According to BusinessWeek, the last time Americans saw a dip in year-over-year gas prices was in 2009 -- but then, improving on the sky-high per-gallon averages of 2008 wasn't much of a challenge. In fact, excluding the anomalies of 2008, gas has been growing steadily more expensive for several years.  

What's with the drop?

The current dip in pump prices is likely due to a variety of factors:

  • Market analysts had been worried about crude oil shortages, and those worries had driven gas prices higher. But today, refineries are humming along. According to the Wall Street Journal, plants along the Gulf Coast are receiving increased quantities of crude, and inventories at other refineries aren't as slim as once feared.
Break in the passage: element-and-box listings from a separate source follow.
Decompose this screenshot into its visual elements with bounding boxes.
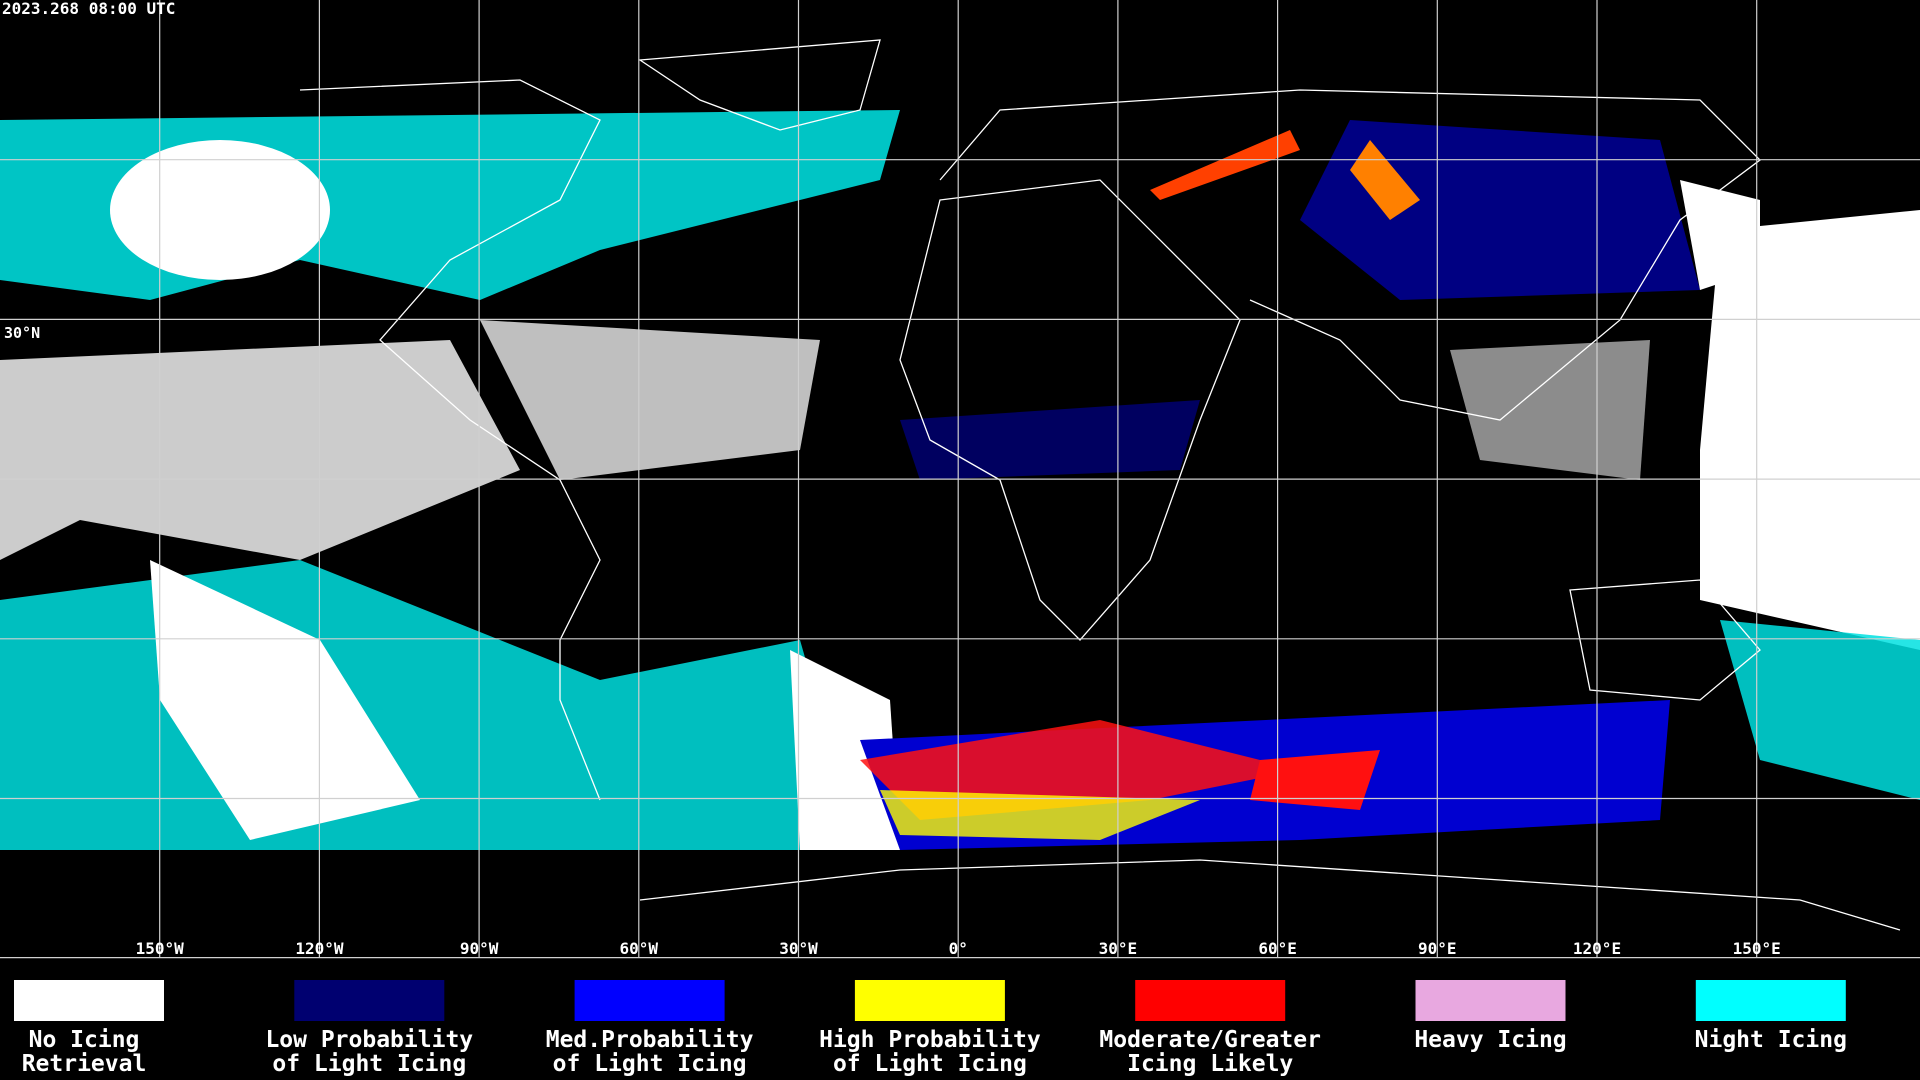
cloud: [480, 320, 820, 480]
coastline: [299, 79, 601, 801]
legend-label: Med.Probability: [546, 1027, 754, 1053]
legend-swatch: [294, 980, 445, 1021]
coastline: [1569, 579, 1761, 701]
cloud: [0, 340, 520, 560]
icing-area: [900, 400, 1200, 480]
cloud: [1450, 340, 1650, 480]
legend-label: of Light Icing: [553, 1051, 747, 1077]
legend-label: Night Icing: [1695, 1027, 1847, 1053]
coastline: [638, 39, 881, 131]
longitude-label: 150°E: [1733, 939, 1781, 958]
cloud: [790, 650, 900, 850]
coastline: [639, 859, 1901, 931]
legend-label: of Light Icing: [272, 1051, 466, 1077]
longitude-label: 150°W: [136, 939, 185, 958]
legend-swatch: [854, 980, 1005, 1021]
longitude-label: 60°E: [1258, 939, 1297, 958]
icing-area: [1300, 120, 1700, 300]
coastline: [939, 89, 1761, 421]
latitude-label: 30°N: [4, 324, 40, 342]
graticule: [0, 0, 1920, 959]
legend-swatch: [1695, 980, 1846, 1021]
legend-label: Moderate/Greater: [1099, 1027, 1321, 1053]
legend-label: High Probability: [819, 1027, 1041, 1053]
icing-area: [880, 790, 1200, 840]
longitude-label: 120°W: [295, 939, 344, 958]
icing-area: [1150, 130, 1300, 200]
longitude-label: 0°: [949, 939, 968, 958]
longitude-label: 90°E: [1418, 939, 1457, 958]
cloud: [1700, 210, 1920, 650]
legend-label: Retrieval: [22, 1051, 147, 1077]
longitude-label: 30°E: [1099, 939, 1138, 958]
legend-label: of Light Icing: [833, 1051, 1027, 1077]
legend-swatch: [1415, 980, 1566, 1021]
longitude-label: 120°E: [1573, 939, 1621, 958]
legend-label: No Icing: [29, 1027, 140, 1053]
longitude-label: 60°W: [620, 939, 659, 958]
coastline: [899, 179, 1241, 641]
longitude-labels: 150°W 120°W 90°W 60°W 30°W 0° 30°E 60°E 90°E 120°…: [136, 939, 1781, 958]
legend-swatch: [574, 980, 725, 1021]
legend-swatch: [1135, 980, 1286, 1021]
legend-label: Low Probability: [265, 1027, 473, 1053]
night-cloud: [1720, 620, 1920, 800]
legend-label: Icing Likely: [1127, 1051, 1293, 1077]
longitude-label: 90°W: [460, 939, 499, 958]
timestamp: 2023.268 08:00 UTC: [2, 0, 175, 18]
legend-label: Heavy Icing: [1414, 1027, 1566, 1053]
coastlines: [299, 39, 1901, 931]
cloud: [150, 560, 420, 840]
cyclone: [110, 140, 330, 280]
legend-swatch: [14, 980, 164, 1021]
icing-area: [1250, 750, 1380, 810]
longitude-label: 30°W: [779, 939, 818, 958]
In other words, there's plenty of oil on hand to convert into gasoline. 
  • Iran's vow to close the Strait of Hormuz is being forgotten. For a while, economists had feared that Iran might follow through on its threat, which would've made it more difficult to get oil out of the Middle East and into U.S. refineries. That, in turn, helped drive prices higher earlier this year. Now, it seems like Iran was probably bluffing.

In the end, the drop in gas prices should provide a shot in the arm to the U.S. economy. Cheaper gas means that it's less costly to do business, and it also leads to an increase in consumer confidence. Both represent important gains.

But will it stick?

Whether gas prices will continue to drop, we can't say.

Many analysts had predicted that gas would hit $5 a gallon this year, but although we've seen high figures in parts of the country -- even $6 in Alaska -- the national average hasn't even crossed the $4 mark. 

What we do know is that gas is more expensive during the warmer months because it's mixed with greater quantities of additives. The biggest spike in prices tends to occur in the changeover from regular gas to the summer blend, because the latter is sometimes delayed in getting to market, which leads to shortages. So in theory, we should be hitting the top of the curve right about now.

However, the highest price on record was in July of 2008 -- $4.11 for a gallon of regular -- so it's possible that prices could edge up again before the vacation season ends.

Our advice?

Keep doing what you're doing. Americans now use less gas than they have in years. We're being thoughtful about planning trips -- whether we're motoring across town or across the country. We're traveling less. We're taking mass transit. And when it comes time to buy a new car, we're buying something that guzzles a little less gas.

Keep it up, and we'll all be tapping into America's "fifth fuel": efficiency.